(The Center Square) – The Louisiana legislature wrapped up the second-to-last day of its special session Monday night without passing a state budget.
The session must end by 6 p.m. Tuesday. The state constitution requires passage of a balanced budget by the time the next fiscal year begins Wednesday.
It is not uncommon for state legislators to wait until a session’s closing moments to approve a new state budget. They failed to pass a budget during the pandemic-shortened regular session that ended June 1.
Lawmakers also have not come to an agreement about how to change the state’s civil legal system, which is this year’s top policy priority for business lobbyists and many Republicans. They argue the changes they have proposed to the state’s legal system would lead to a reduction in the state’s auto insurance rates, which are among the highest in the nation.
Skeptics say the proposed changes would cause the system to favor insurance companies over average citizens and would not lead to cheaper insurance.
The state Senate on Monday voted 30-8 in favor of House Bill 57 by House Speaker Clay Schexnayder, but the House won’t take the bill up until Tuesday. Rep. John Stefanski said work remains to be done, which he portrayed as minor tweaks to clarify the bill’s language and not a “fatal flaw.”

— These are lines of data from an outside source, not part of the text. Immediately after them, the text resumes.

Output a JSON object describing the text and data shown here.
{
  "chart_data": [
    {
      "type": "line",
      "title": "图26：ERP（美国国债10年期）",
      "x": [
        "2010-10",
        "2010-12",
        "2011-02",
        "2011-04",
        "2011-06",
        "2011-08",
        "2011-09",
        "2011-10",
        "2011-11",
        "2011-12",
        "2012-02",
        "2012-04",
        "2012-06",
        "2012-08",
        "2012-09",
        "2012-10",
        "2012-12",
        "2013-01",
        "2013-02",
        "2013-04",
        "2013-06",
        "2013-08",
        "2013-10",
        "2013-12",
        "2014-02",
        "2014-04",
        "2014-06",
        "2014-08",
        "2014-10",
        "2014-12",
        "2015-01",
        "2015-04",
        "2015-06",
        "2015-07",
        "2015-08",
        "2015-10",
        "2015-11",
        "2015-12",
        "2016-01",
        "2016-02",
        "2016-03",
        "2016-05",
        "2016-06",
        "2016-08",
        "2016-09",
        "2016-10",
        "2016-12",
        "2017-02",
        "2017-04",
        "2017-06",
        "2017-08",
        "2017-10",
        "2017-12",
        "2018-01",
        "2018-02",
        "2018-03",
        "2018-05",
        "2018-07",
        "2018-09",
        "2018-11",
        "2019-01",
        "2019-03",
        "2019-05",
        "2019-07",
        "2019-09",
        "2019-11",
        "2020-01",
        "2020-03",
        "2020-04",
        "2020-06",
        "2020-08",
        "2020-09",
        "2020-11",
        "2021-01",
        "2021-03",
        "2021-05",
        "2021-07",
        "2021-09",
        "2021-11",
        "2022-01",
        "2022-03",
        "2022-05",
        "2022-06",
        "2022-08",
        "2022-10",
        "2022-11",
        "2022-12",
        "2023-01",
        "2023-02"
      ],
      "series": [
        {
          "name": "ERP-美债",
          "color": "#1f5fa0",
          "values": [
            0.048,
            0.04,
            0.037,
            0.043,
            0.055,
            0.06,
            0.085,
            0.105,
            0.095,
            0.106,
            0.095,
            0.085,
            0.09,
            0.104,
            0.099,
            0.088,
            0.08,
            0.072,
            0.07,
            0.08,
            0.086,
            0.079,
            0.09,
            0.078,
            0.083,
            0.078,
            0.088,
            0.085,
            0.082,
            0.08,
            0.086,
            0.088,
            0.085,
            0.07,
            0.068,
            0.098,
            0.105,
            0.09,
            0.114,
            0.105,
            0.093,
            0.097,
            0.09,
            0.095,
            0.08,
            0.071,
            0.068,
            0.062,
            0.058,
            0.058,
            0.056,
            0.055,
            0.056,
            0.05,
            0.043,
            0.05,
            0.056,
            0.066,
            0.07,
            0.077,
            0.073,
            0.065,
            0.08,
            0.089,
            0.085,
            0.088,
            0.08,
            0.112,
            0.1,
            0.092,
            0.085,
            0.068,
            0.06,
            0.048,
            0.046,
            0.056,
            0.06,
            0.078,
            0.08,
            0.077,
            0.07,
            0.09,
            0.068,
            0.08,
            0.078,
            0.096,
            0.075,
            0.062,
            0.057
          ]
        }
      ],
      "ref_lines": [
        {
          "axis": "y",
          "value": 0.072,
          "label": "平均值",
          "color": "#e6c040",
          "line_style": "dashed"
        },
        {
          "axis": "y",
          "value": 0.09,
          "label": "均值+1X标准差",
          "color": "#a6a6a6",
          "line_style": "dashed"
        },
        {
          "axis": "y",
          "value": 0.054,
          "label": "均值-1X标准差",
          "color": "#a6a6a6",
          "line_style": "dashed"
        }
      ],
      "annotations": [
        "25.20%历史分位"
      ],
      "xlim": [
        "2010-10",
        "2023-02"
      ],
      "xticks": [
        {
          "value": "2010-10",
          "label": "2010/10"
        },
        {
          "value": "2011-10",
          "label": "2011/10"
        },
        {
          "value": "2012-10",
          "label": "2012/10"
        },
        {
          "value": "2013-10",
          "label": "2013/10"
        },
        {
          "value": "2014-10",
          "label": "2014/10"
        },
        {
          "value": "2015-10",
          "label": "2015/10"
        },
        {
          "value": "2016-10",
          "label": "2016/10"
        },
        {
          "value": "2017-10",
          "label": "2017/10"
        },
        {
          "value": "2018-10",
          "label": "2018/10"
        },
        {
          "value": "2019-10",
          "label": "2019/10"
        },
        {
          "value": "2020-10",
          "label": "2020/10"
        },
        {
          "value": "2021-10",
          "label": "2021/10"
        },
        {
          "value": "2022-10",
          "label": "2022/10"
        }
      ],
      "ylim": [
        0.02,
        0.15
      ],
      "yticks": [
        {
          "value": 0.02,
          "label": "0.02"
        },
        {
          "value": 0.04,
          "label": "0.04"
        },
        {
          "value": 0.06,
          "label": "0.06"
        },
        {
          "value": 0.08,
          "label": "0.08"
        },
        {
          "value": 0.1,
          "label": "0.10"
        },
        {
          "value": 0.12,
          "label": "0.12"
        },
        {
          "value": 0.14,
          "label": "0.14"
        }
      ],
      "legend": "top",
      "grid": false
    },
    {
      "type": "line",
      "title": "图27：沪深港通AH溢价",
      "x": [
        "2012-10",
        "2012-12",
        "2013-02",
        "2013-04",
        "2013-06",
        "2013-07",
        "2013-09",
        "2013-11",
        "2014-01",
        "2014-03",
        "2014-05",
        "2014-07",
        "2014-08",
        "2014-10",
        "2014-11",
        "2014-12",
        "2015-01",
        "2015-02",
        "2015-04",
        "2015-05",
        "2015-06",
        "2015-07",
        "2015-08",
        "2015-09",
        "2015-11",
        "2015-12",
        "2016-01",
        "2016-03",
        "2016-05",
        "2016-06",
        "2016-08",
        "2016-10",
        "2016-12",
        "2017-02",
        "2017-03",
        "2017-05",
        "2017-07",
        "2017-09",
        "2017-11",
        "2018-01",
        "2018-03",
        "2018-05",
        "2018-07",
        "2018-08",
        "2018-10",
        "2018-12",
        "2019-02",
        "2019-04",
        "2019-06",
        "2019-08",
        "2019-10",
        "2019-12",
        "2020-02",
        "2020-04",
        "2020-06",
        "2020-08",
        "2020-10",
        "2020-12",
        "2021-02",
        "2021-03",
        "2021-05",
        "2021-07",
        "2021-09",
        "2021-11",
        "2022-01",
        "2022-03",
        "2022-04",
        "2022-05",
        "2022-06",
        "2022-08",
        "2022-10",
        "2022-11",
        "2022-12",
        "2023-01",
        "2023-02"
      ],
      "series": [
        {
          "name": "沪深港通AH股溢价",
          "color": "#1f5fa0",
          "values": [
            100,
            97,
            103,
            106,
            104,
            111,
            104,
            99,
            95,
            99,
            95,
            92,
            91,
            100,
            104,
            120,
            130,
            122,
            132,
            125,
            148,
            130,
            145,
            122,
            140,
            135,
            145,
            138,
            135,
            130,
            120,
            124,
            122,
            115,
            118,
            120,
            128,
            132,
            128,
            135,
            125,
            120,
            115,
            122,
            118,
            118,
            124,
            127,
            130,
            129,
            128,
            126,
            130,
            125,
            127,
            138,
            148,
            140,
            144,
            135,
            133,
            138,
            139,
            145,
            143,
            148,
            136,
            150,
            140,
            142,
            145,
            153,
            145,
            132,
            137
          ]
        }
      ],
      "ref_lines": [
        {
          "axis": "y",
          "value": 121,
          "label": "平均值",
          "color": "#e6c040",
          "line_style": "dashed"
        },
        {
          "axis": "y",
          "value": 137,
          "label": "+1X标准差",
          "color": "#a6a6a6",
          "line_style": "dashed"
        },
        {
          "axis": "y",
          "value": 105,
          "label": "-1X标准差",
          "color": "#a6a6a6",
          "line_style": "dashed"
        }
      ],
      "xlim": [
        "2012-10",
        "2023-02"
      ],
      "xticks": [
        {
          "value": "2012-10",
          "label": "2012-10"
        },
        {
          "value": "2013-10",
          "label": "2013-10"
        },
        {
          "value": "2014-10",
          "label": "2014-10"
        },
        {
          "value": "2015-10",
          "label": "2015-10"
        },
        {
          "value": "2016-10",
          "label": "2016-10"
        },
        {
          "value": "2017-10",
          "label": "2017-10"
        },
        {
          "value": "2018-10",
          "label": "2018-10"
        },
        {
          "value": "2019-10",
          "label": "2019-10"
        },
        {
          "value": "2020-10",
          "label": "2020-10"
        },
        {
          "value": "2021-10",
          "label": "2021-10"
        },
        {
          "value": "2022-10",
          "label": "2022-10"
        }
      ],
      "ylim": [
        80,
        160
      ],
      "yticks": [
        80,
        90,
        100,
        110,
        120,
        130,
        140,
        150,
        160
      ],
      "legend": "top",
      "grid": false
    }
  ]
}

House Bill 57 would reduce the amount of money at stake needed to trigger the right to a jury trial from $50,000, the highest in the nation by far, to $10,000. Sen. Ronnie Johns, a Lake Charles Republican, said business-friendly lawmakers have been trying to lower the state’s jury trial threshold at least since he joined the legislature in 1996.
Using baseball terms, Johns said the bill might not be a home run, but it is “a stand-up triple.”
Louisiana plaintiffs would retain the right to sue an insurer directly, which has been a point of contention. Some lawmakers argued that knowing an insurance company will pay the plaintiff’s damages makes juries more likely to side with plaintiffs.
But in most cases under House Bill 57, juries would never learn the insurer’s identity, though they would hear if the defendant who allegedly caused the injury had insurance at the opening and closing of the trial. The bill also allows courts to consider whether a plaintiff’s failure to wear a seat belt contributed to their injuries.
The bill does not address the “collateral source” issue. Other bills have sought to ensure plaintiffs are only compensated for medical damages either paid or owed, as opposed to the “sticker price” of a procedure, which might be much higher.
Waiting in the wings are three concurrent resolutions by Rep. Alan Seabaugh, a Shreveport Republican, which have been described as a possible nuclear option or “suicide vest” to induce Democratic Gov. John Bel Edwards to sign a civil lawsuit bill. The governor has no say in a concurrent resolution, which allows legislators to suspend a law with the same number of votes required to establish the law.
The resolutions would suspend for a year provisions regarding direct action against insurers, the jury trial threshold, and the seat belt “gag rule.” Some lawmakers say the suspensions would create chaos in the courts and might even lead to higher insurance rates, and it is unclear whether the measures would apply to pending cases or only new ones.
The House on Tuesday also is scheduled to discuss House Bill 66 by freshman Republican Rep. Richard Nelson. His bill is similar to the speaker’s bill but much broader. It addresses collateral source and includes elements that Democrats support, including a provision that calls for the changes to expire if they don’t lead to a 15 percent reduction in auto insurance rates.